To further study the possibility of EIN stimulated entero-hormones and pancreatic juice release, we observed the effects of different nutrition support methods on the CCK, SEC, gastrin and pancreatic secretion and their components. Our results suggested that the serum CCK increased at 60 min after nutrient was infused in EIN group as compared with PN group. It was interesting that SEC was elevated after nutrition infusion in both groups, but it was only higher at 60 min in EIN group than in PN group. The serum gastrin was gradually increased in EIN group at 120 and 180 min as compared with PN group. Based on pancreatic juice and its component analysis, our results suggested that the amount of pancreatic juice was higher in EIN than in PN group. But the changes of the amylase, pancreatolipase and electrolytes were not significant. The study suggested that EIN indeed stimulated entero-hormones secretion at some degrees, but did not increase enzyme-proetin and pancreatic juice secretion. The reason was not clear, maybe due to the fact that the pancreatic acinar cells swelling, hemorrhage and necrosis decreased the physiological efficiency of entero-hormones by altering the membrane receptor number and activity.

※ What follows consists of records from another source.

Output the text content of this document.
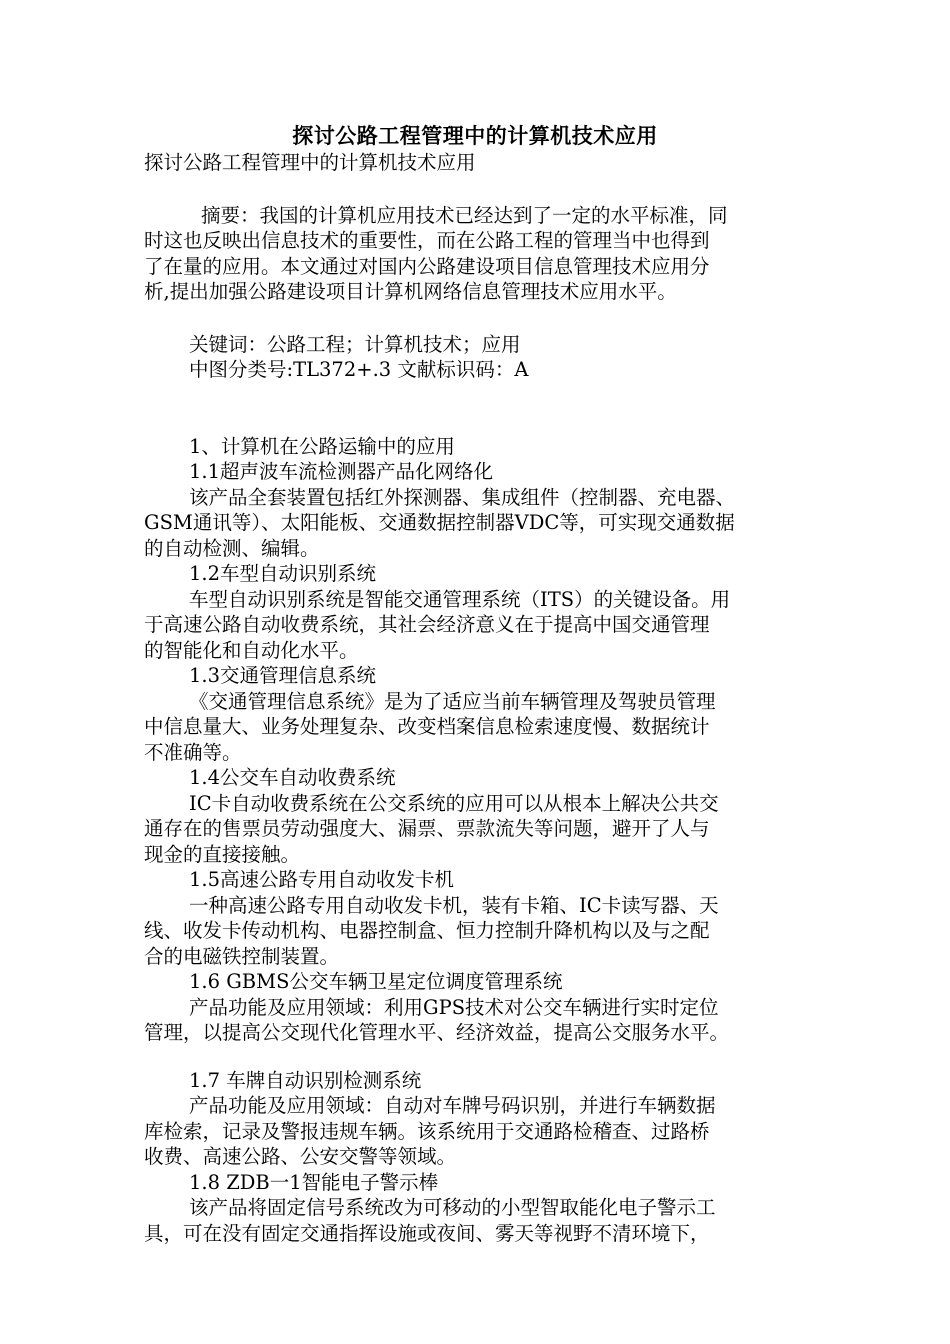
探讨公路工程管理中的计算机技术应用
探讨公路工程管理中的计算机技术应用
摘要：我国的计算机应用技术已经达到了一定的水平标准，同
时这也反映出信息技术的重要性，而在公路工程的管理当中也得到
了在量的应用。本文通过对国内公路建设项目信息管理技术应用分
析,提出加强公路建设项目计算机网络信息管理技术应用水平。
关键词：公路工程；计算机技术；应用
中图分类号:TL372+.3 文献标识码：A
1、计算机在公路运输中的应用
1.1超声波车流检测器产品化网络化
该产品全套装置包括红外探测器、集成组件（控制器、充电器、
GSM通讯等）、太阳能板、交通数据控制器VDC等，可实现交通数据
的自动检测、编辑。
1.2车型自动识别系统
车型自动识别系统是智能交通管理系统（ITS）的关键设备。用
于高速公路自动收费系统，其社会经济意义在于提高中国交通管理
的智能化和自动化水平。
1.3交通管理信息系统
《交通管理信息系统》是为了适应当前车辆管理及驾驶员管理
中信息量大、业务处理复杂、改变档案信息检索速度慢、数据统计
不准确等。
1.4公交车自动收费系统
IC卡自动收费系统在公交系统的应用可以从根本上解决公共交
通存在的售票员劳动强度大、漏票、票款流失等问题，避开了人与
现金的直接接触。
1.5高速公路专用自动收发卡机
一种高速公路专用自动收发卡机，装有卡箱、IC卡读写器、天
线、收发卡传动机构、电器控制盒、恒力控制升降机构以及与之配
合的电磁铁控制装置。
1.6 GBMS公交车辆卫星定位调度管理系统
产品功能及应用领域：利用GPS技术对公交车辆进行实时定位
管理，以提高公交现代化管理水平、经济效益，提高公交服务水平。
1.7 车牌自动识别检测系统
产品功能及应用领域：自动对车牌号码识别，并进行车辆数据
库检索，记录及警报违规车辆。该系统用于交通路检稽查、过路桥
收费、高速公路、公安交警等领域。
1.8 ZDB一1智能电子警示棒
该产品将固定信号系统改为可移动的小型智取能化电子警示工
具，可在没有固定交通指挥设施或夜间、雾天等视野不清环境下，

In recent years, effect of human EIN or oral feeding on the natural course and entero-hormones secretion was seldom reporte. It was well tolerable, feasible and desirable as TPN in the management of acute pancreatitis, but it failed to reveal any detrimental effect on the clinical pathologic features of AP, and increase pancreatic secretion. Therefore, EIN can contribute to the study of pancreatic natural course, and may play an important role in keeping the pancreas at rest, bypassing the stomach, and minimizing acid secretion.